While aiming a lens at my face, the photographer whispered, “You’re striking.”
This quality lives far from pretty. Daisies are pretty. Adolescent hamsters are pretty. William Wordsworth wrote pretty poetry. It wasn’t striking. Striking poetry ambushes us. The sensory details are chosen to paralyze, discomfit, or inflict pain. When such poetry bears lilies, they fester. When such poetry harbors horses, they crush toes. When such poetry casts a fishhook, its metal sinks into an open eye.
Striking phenomena resemble beautiful ones in their force and strength. “Beauty quickens,” said critic Elaine Scarry. “It adrenalizes. It makes the heart beat faster. It makes life more vivid.”
When I was a ten-year-old tomboy, I asked my father, “Why does evil exist?”
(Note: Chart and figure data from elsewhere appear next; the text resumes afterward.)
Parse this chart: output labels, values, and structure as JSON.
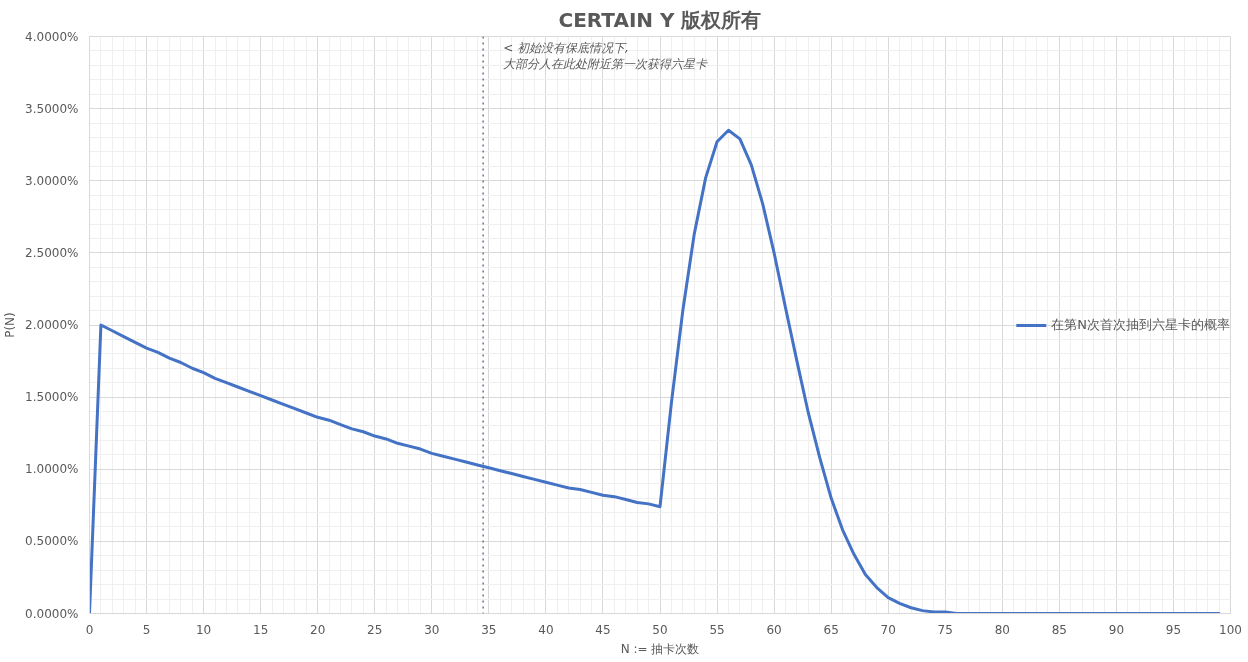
{
  "chart_data": {
    "type": "line",
    "title": "CERTAIN Y 版权所有",
    "xlabel": "N := 抽卡次数",
    "ylabel": "P(N)",
    "x": [
      0,
      1,
      2,
      3,
      4,
      5,
      6,
      7,
      8,
      9,
      10,
      11,
      12,
      13,
      14,
      15,
      16,
      17,
      18,
      19,
      20,
      21,
      22,
      23,
      24,
      25,
      26,
      27,
      28,
      29,
      30,
      31,
      32,
      33,
      34,
      35,
      36,
      37,
      38,
      39,
      40,
      41,
      42,
      43,
      44,
      45,
      46,
      47,
      48,
      49,
      50,
      51,
      52,
      53,
      54,
      55,
      56,
      57,
      58,
      59,
      60,
      61,
      62,
      63,
      64,
      65,
      66,
      67,
      68,
      69,
      70,
      71,
      72,
      73,
      74,
      75,
      76,
      77,
      78,
      79,
      80,
      81,
      82,
      83,
      84,
      85,
      86,
      87,
      88,
      89,
      90,
      91,
      92,
      93,
      94,
      95,
      96,
      97,
      98,
      99
    ],
    "series": [
      {
        "name": "在第N次首次抽到六星卡的概率",
        "color": "#4472c4",
        "values": [
          0,
          2.0,
          1.96,
          1.92,
          1.88,
          1.84,
          1.81,
          1.77,
          1.74,
          1.7,
          1.67,
          1.63,
          1.6,
          1.57,
          1.54,
          1.51,
          1.48,
          1.45,
          1.42,
          1.39,
          1.36,
          1.34,
          1.31,
          1.28,
          1.26,
          1.23,
          1.21,
          1.18,
          1.16,
          1.14,
          1.11,
          1.09,
          1.07,
          1.05,
          1.03,
          1.01,
          0.99,
          0.97,
          0.95,
          0.93,
          0.91,
          0.89,
          0.87,
          0.86,
          0.84,
          0.82,
          0.81,
          0.79,
          0.77,
          0.76,
          0.74,
          1.46,
          2.1,
          2.63,
          3.02,
          3.27,
          3.35,
          3.29,
          3.11,
          2.84,
          2.5,
          2.12,
          1.75,
          1.39,
          1.08,
          0.8,
          0.58,
          0.41,
          0.27,
          0.18,
          0.11,
          0.07,
          0.04,
          0.02,
          0.01,
          0.01,
          0,
          0,
          0,
          0,
          0,
          0,
          0,
          0,
          0,
          0,
          0,
          0,
          0,
          0,
          0,
          0,
          0,
          0,
          0,
          0,
          0,
          0,
          0,
          0
        ]
      }
    ],
    "xlim": [
      0,
      100
    ],
    "xticks": [
      0,
      5,
      10,
      15,
      20,
      25,
      30,
      35,
      40,
      45,
      50,
      55,
      60,
      65,
      70,
      75,
      80,
      85,
      90,
      95,
      100
    ],
    "ylim": [
      0,
      4
    ],
    "yticks": [
      {
        "value": 0,
        "label": "0.0000%"
      },
      {
        "value": 0.5,
        "label": "0.5000%"
      },
      {
        "value": 1,
        "label": "1.0000%"
      },
      {
        "value": 1.5,
        "label": "1.5000%"
      },
      {
        "value": 2,
        "label": "2.0000%"
      },
      {
        "value": 2.5,
        "label": "2.5000%"
      },
      {
        "value": 3,
        "label": "3.0000%"
      },
      {
        "value": 3.5,
        "label": "3.5000%"
      },
      {
        "value": 4,
        "label": "4.0000%"
      }
    ],
    "ref_lines": [
      {
        "axis": "x",
        "value": 34.5,
        "label": "< 初始没有保底情况下,\n   大部分人在此处附近第一次获得六星卡",
        "color": "#6e6e8e",
        "line_style": "dotted"
      }
    ],
    "grid": true,
    "legend": "right",
    "marker": "none",
    "line_style": "solid"
  }
}
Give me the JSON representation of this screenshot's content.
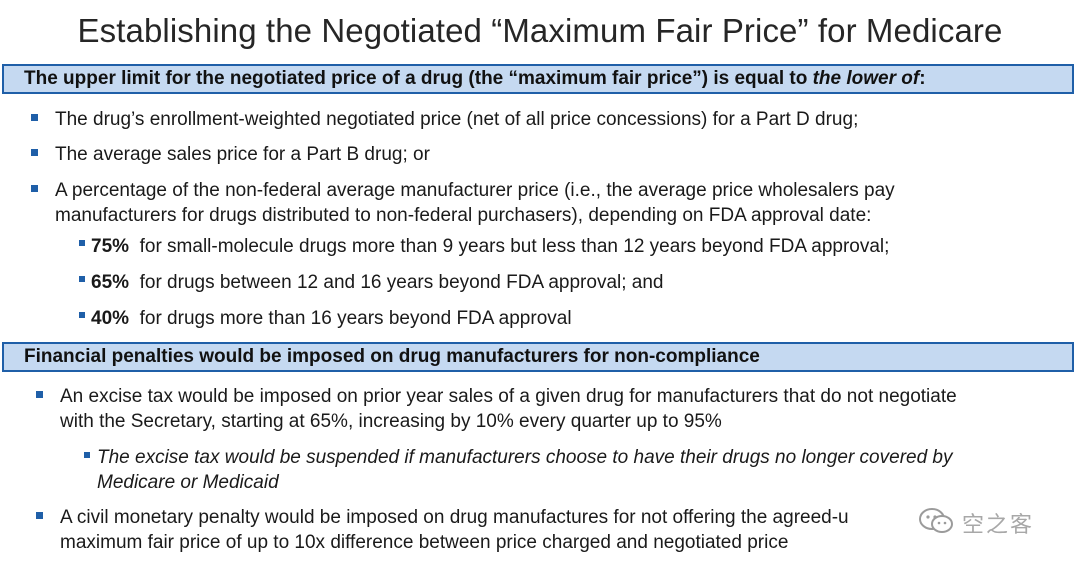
{
  "title": "Establishing the Negotiated “Maximum Fair Price” for Medicare",
  "section1": {
    "header_plain": "The upper limit for the negotiated price of a drug (the “maximum fair price”) is equal to ",
    "header_italic": "the lower of",
    "header_end": ":",
    "bullets": [
      "The drug’s enrollment-weighted negotiated price (net of all price concessions) for a Part D drug;",
      "The average sales price for a Part B drug; or",
      "A percentage of the non-federal average manufacturer price (i.e., the average price wholesalers pay",
      "manufacturers for drugs distributed to non-federal purchasers), depending on FDA approval date:"
    ],
    "sub_bullets": [
      {
        "pct": "75%",
        "text": "for small-molecule drugs more than 9 years but less than 12 years beyond FDA approval;"
      },
      {
        "pct": "65%",
        "text": "for drugs between 12 and 16 years beyond FDA approval; and"
      },
      {
        "pct": "40%",
        "text": "for drugs more than 16 years beyond FDA approval"
      }
    ]
  },
  "section2": {
    "header": "Financial penalties would be imposed on drug manufacturers for non-compliance",
    "bullet1_line1": "An excise tax would be imposed on prior year sales of a given drug for manufacturers that do not negotiate",
    "bullet1_line2": "with the Secretary, starting at 65%, increasing by 10% every quarter up to 95%",
    "sub_line1": "The excise tax would be suspended if manufacturers choose to have their drugs no longer covered by",
    "sub_line2": "Medicare or Medicaid",
    "bullet2_line1": "A civil monetary penalty would be imposed on drug manufactures for not offering the agreed-u",
    "bullet2_line2": "maximum fair price of up to 10x difference between price charged and negotiated price"
  },
  "watermark": {
    "text": "空之客",
    "icon": "wechat-icon"
  },
  "colors": {
    "band_fill": "#c5d9f1",
    "band_border": "#1f5fa8",
    "bullet": "#1f5fa8"
  }
}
After looking up from his watch, he replied, “Myriam, imagine how boring life would be if evil didn’t exist.”
It makes life more vivid. At the time, my father’s authority on the matter went unquestioned. In hindsight, his answer strikes me as slapdash, dangerous, and wrong.
When I was older, I lived with a man who, though he was evil, was as boring as he was dangerous. Here is an inventory of his pastimes: plucking bass guitar while buzzed, extolling the greatness of soccer player Lionel Messi, and misogyny.
He turned me into a human soccer ball, and yet I couldn’t recognize what was happening. The radical feminist Andrea Dworkin experienced this same perceptual inability, explaining that the horror of what is happening to a battered woman exists, “quite literally, beyond her imagination.” My mind could not name what he did to me. Misogyny struck me dumb.